Un hedor a encierro gobernaba toda la casa.

Abrió la puerta, que daba a la calle, y un resplandor lo encegueció por un segundo. Había un sol maravilloso allá afuera, esperándolo. Mientras caminaba hacia la avenida principal, donde tomaría el bus que lo llevaría al trabajo, sus vecinos lo miraron de reojo, como si estuvieran ante un proscrito.

Al dar vuelta por la esquina, vio a una mujer hermosa, como con la que soñó la noche anterior. Se desesperó. Cruzó a la otra acera para conocerla, quizás -o al menos- para saber su nombre. No vio el bus que todas las mañanas aparecía puntual desde la calzada de enfrente.

Todo terminó en un segundo. Su cuerpo voló por los aires como un pañuelo y se fue a estrellar contra un poste del alumbrado.

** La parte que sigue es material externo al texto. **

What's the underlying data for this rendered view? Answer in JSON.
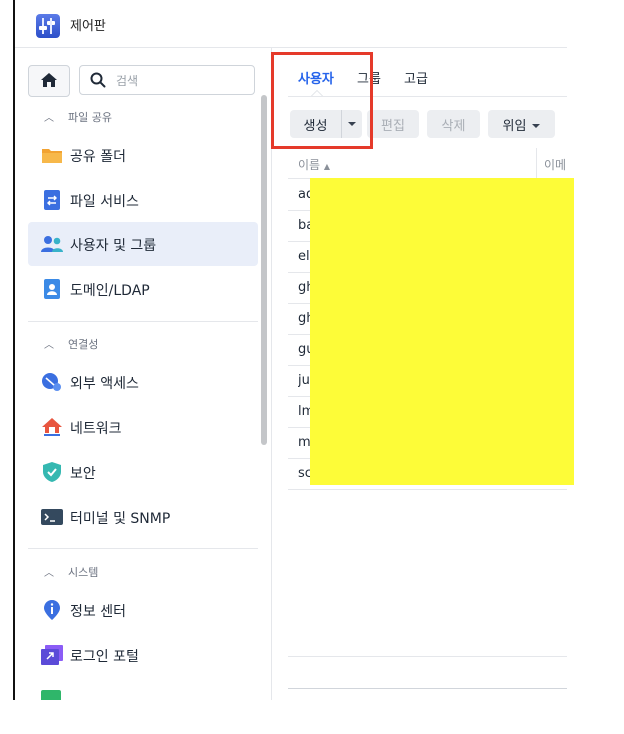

Boca abajo, sin aliento, sintiendo la sangre fluir por todo su cuerpo, recordó por fin lo miserable que le había hecho la vida su hermano, cuando era un infante; recordó a su madre, que hizo su vida miserable en la adolescencia; recordó la imagen sin rostro de su padre; recordó a las víctimas de sus propios abusos. Y sintió que merecía todo aquello, que merecía morir así, por sorpresa, antes de descubrir que la vida podría darle una tregua.

La hermosa mujer nunca se dio cuenta de lo ocurrido. Su vida continuó felizmente sin haber presenciado aquel macabro descenlace. Su mujer, en cambio, tras su muerte, se volcó a una vida de desenfreno y a los pocos años, murió también.

Su hijo, el día posterior a su muerte, hurgando entre las cosas que había en la casa, encontró una libretita, en la que su padre le escribía mensajes para cuando algún día no estuviera presente. Allí le relataba el calvario que había sido su vida, su desesperanza; y lo aconsejaba a ser un hombre de bien, para no apresurarse ni desesperarse ante la adversidad.

Ese hijo conoció a una hermosa mujer, con la cual se casó y formó una familia. Ahora vive una vida tranquila y plena, como su padre hubiera querido.

Su mente no divaga por ningún paraje de ensueño, porque cada domingo salen al campo con sus hijos a una tarde de picnic, y su mujer le prepara exquisitos manjares.

A veces, en las noches, mientras pasa por ese estado de entresueño que antecede al sueño profundo, cree sentir la presencia de su padre a su lado, dándole un beso en la frente y deseándole buenas noches. En esos momentos, su mente se distrae levemente, recordando algunas tardes en que ambos salían a jugar a la pelota o a pasear al perro.

Cómo quisiera poder compartir con él la alegría de vivir, que ahora disfrutaba gracias a sus consejos.

"Saludos padre, dondequiera que estés y buenas noches", es lo que siempre repite antes de quedarse dormido no sin antes abrazar a su mujer, satisfecho.